Bodhisattava International Film Festival
- Logo of BIFF 2017
- Opening film: 2016
- Location: Patna, Bihar, India
- Founded: 2016
- Hosted by: Grameen Sneh Foundation
- Festival date: February
- Language: International
- Website: www.biffindia.com

= Bodhisattava International Film Festival =

Annual film festival

Bodhisattava International Film Festival (BIFF) is an annual film event held in Patna, Bihar. The first edition of this film festival was held in February, 2016. Bodhisattava International Film Festival (BIFF) is organised by Grameen Sneh Foundation.

==About BIFF==
For the first time in 2016, Bihar found a new voice, steeped in truth, with Bodhisattava International Film Festival (BIFF). The first of its kind film festival, BIFF was organised as an initiative to promote the rich culture, tradition and heritage of Bihar whilst also encouraging cultural exchanges with different regions, states and countries. In its founding year, the festival was called ‘Kala and Film Mahotsav 2016’, but has been rechristened as Bodhisattva International Film Festival. BIFF is a confluence like no other, dedicated to provide a platform for the voices of truth and change.

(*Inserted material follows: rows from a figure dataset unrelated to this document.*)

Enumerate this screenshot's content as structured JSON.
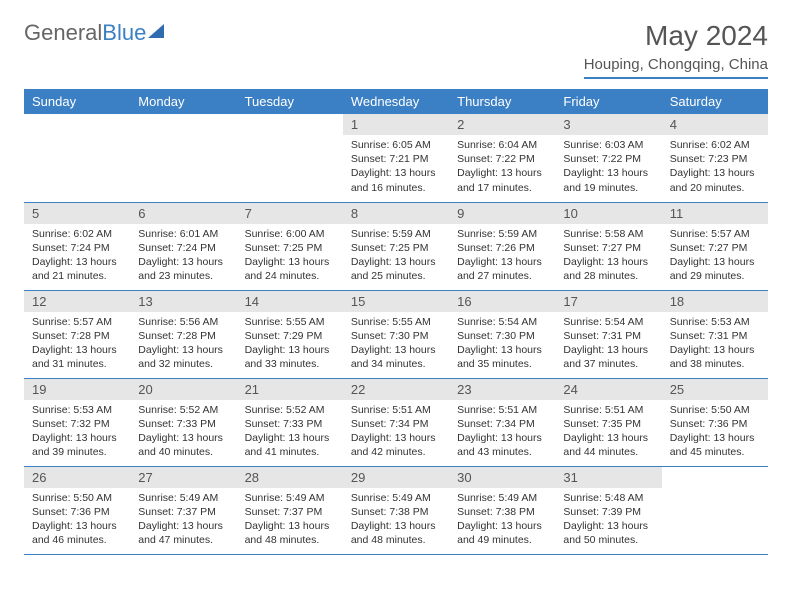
{
  "logo": {
    "part1": "General",
    "part2": "Blue"
  },
  "title": "May 2024",
  "location": "Houping, Chongqing, China",
  "weekdays": [
    "Sunday",
    "Monday",
    "Tuesday",
    "Wednesday",
    "Thursday",
    "Friday",
    "Saturday"
  ],
  "colors": {
    "accent": "#3b7fc4",
    "header_bg": "#3b7fc4",
    "daynum_bg": "#e6e6e6",
    "text": "#333333"
  },
  "weeks": [
    [
      {
        "n": "",
        "sr": "",
        "ss": "",
        "dl": ""
      },
      {
        "n": "",
        "sr": "",
        "ss": "",
        "dl": ""
      },
      {
        "n": "",
        "sr": "",
        "ss": "",
        "dl": ""
      },
      {
        "n": "1",
        "sr": "Sunrise: 6:05 AM",
        "ss": "Sunset: 7:21 PM",
        "dl": "Daylight: 13 hours and 16 minutes."
      },
      {
        "n": "2",
        "sr": "Sunrise: 6:04 AM",
        "ss": "Sunset: 7:22 PM",
        "dl": "Daylight: 13 hours and 17 minutes."
      },
      {
        "n": "3",
        "sr": "Sunrise: 6:03 AM",
        "ss": "Sunset: 7:22 PM",
        "dl": "Daylight: 13 hours and 19 minutes."
      },
      {
        "n": "4",
        "sr": "Sunrise: 6:02 AM",
        "ss": "Sunset: 7:23 PM",
        "dl": "Daylight: 13 hours and 20 minutes."
      }
    ],
    [
      {
        "n": "5",
        "sr": "Sunrise: 6:02 AM",
        "ss": "Sunset: 7:24 PM",
        "dl": "Daylight: 13 hours and 21 minutes."
      },
      {
        "n": "6",
        "sr": "Sunrise: 6:01 AM",
        "ss": "Sunset: 7:24 PM",
        "dl": "Daylight: 13 hours and 23 minutes."
      },
      {
        "n": "7",
        "sr": "Sunrise: 6:00 AM",
        "ss": "Sunset: 7:25 PM",
        "dl": "Daylight: 13 hours and 24 minutes."
      },
      {
        "n": "8",
        "sr": "Sunrise: 5:59 AM",
        "ss": "Sunset: 7:25 PM",
        "dl": "Daylight: 13 hours and 25 minutes."
      },
      {
        "n": "9",
        "sr": "Sunrise: 5:59 AM",
        "ss": "Sunset: 7:26 PM",
        "dl": "Daylight: 13 hours and 27 minutes."
      },
      {
        "n": "10",
        "sr": "Sunrise: 5:58 AM",
        "ss": "Sunset: 7:27 PM",
        "dl": "Daylight: 13 hours and 28 minutes."
      },
      {
        "n": "11",
        "sr": "Sunrise: 5:57 AM",
        "ss": "Sunset: 7:27 PM",
        "dl": "Daylight: 13 hours and 29 minutes."
      }
    ],
    [
      {
        "n": "12",
        "sr": "Sunrise: 5:57 AM",
        "ss": "Sunset: 7:28 PM",
        "dl": "Daylight: 13 hours and 31 minutes."
      },
      {
        "n": "13",
        "sr": "Sunrise: 5:56 AM",
        "ss": "Sunset: 7:28 PM",
        "dl": "Daylight: 13 hours and 32 minutes."
      },
      {
        "n": "14",
        "sr": "Sunrise: 5:55 AM",
        "ss": "Sunset: 7:29 PM",
        "dl": "Daylight: 13 hours and 33 minutes."
      },
      {
        "n": "15",
        "sr": "Sunrise: 5:55 AM",
        "ss": "Sunset: 7:30 PM",
        "dl": "Daylight: 13 hours and 34 minutes."
      },
      {
        "n": "16",
        "sr": "Sunrise: 5:54 AM",
        "ss": "Sunset: 7:30 PM",
        "dl": "Daylight: 13 hours and 35 minutes."
      },
      {
        "n": "17",
        "sr": "Sunrise: 5:54 AM",
        "ss": "Sunset: 7:31 PM",
        "dl": "Daylight: 13 hours and 37 minutes."
      },
      {
        "n": "18",
        "sr": "Sunrise: 5:53 AM",
        "ss": "Sunset: 7:31 PM",
        "dl": "Daylight: 13 hours and 38 minutes."
      }
    ],
    [
      {
        "n": "19",
        "sr": "Sunrise: 5:53 AM",
        "ss": "Sunset: 7:32 PM",
        "dl": "Daylight: 13 hours and 39 minutes."
      },
      {
        "n": "20",
        "sr": "Sunrise: 5:52 AM",
        "ss": "Sunset: 7:33 PM",
        "dl": "Daylight: 13 hours and 40 minutes."
      },
      {
        "n": "21",
        "sr": "Sunrise: 5:52 AM",
        "ss": "Sunset: 7:33 PM",
        "dl": "Daylight: 13 hours and 41 minutes."
      },
      {
        "n": "22",
        "sr": "Sunrise: 5:51 AM",
        "ss": "Sunset: 7:34 PM",
        "dl": "Daylight: 13 hours and 42 minutes."
      },
      {
        "n": "23",
        "sr": "Sunrise: 5:51 AM",
        "ss": "Sunset: 7:34 PM",
        "dl": "Daylight: 13 hours and 43 minutes."
      },
      {
        "n": "24",
        "sr": "Sunrise: 5:51 AM",
        "ss": "Sunset: 7:35 PM",
        "dl": "Daylight: 13 hours and 44 minutes."
      },
      {
        "n": "25",
        "sr": "Sunrise: 5:50 AM",
        "ss": "Sunset: 7:36 PM",
        "dl": "Daylight: 13 hours and 45 minutes."
      }
    ],
    [
      {
        "n": "26",
        "sr": "Sunrise: 5:50 AM",
        "ss": "Sunset: 7:36 PM",
        "dl": "Daylight: 13 hours and 46 minutes."
      },
      {
        "n": "27",
        "sr": "Sunrise: 5:49 AM",
        "ss": "Sunset: 7:37 PM",
        "dl": "Daylight: 13 hours and 47 minutes."
      },
      {
        "n": "28",
        "sr": "Sunrise: 5:49 AM",
        "ss": "Sunset: 7:37 PM",
        "dl": "Daylight: 13 hours and 48 minutes."
      },
      {
        "n": "29",
        "sr": "Sunrise: 5:49 AM",
        "ss": "Sunset: 7:38 PM",
        "dl": "Daylight: 13 hours and 48 minutes."
      },
      {
        "n": "30",
        "sr": "Sunrise: 5:49 AM",
        "ss": "Sunset: 7:38 PM",
        "dl": "Daylight: 13 hours and 49 minutes."
      },
      {
        "n": "31",
        "sr": "Sunrise: 5:48 AM",
        "ss": "Sunset: 7:39 PM",
        "dl": "Daylight: 13 hours and 50 minutes."
      },
      {
        "n": "",
        "sr": "",
        "ss": "",
        "dl": ""
      }
    ]
  ]
}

BIFF is part of the ‘Bihar Ek Virasat’ campaign, an initiative of the Grameen Sneh Foundation (GSF). Through this campaign, GSF aims to create awareness about the art, culture, traditions, heritage and legacy of Bihar, all around the world.

==Events==
===BIFF – 2016===
“Kala & Film Mahotsav 2016” was organised by Grameen Sneh Foundation. It was 4 days film festival where various Bollywood Actors, Actress and Dignitaries participated which was a huge success. Folk Dance, Painting & Essay competition was held in the 9 commissionaires of Bihar throughout the year which witnessed huge number of participation from people across the state & whose finale will be held in Bodhisattva International Film Festival 2017 (BIFF 2017).

===BIFF – 2017===
BIFF 2017 will be held from 16 to 23 February 2017 in Patna, Bihar. The venue for the Film Festival would be the grand Adhiveshan Bhawan in the Secretariat campus. 3543 Films from 122 countries have been received as entries to the festival under Feature film, Documentaries and Shorts categories. From which more than 150 movies to be screened and most of the films are from India, Iran, USA, France, Italy, Spain, U.K., Turkey, Russia, Brazil, Germany, Argentina, Bangladesh, Canada, Portugal, Austria, Maxico, Poland Australia, Indonesia, etc. And many small countries are participating for the first time in such kind of festival.

Bodhisattva Voice of Change – Lifetime Achievement Award is going to Nana Patekar for his contribution to Indian cinema and dedication in the field of social work and responsibility.

==About Grameen Sneh Foundation==
Grameen Sneh Foundation (GSF) is a national level NGO established in the year 2009 with a zealous endeavour of striving endlessly towards the welfare of poor people underprivileged cancer patients, without distinction of caste or religion. GSF’s mission is to provide improved quality of life to every individual through sustained change in their social, physical, economical status with special emphasis on the rural people and most vulnerable section of the society like women, children and elder people.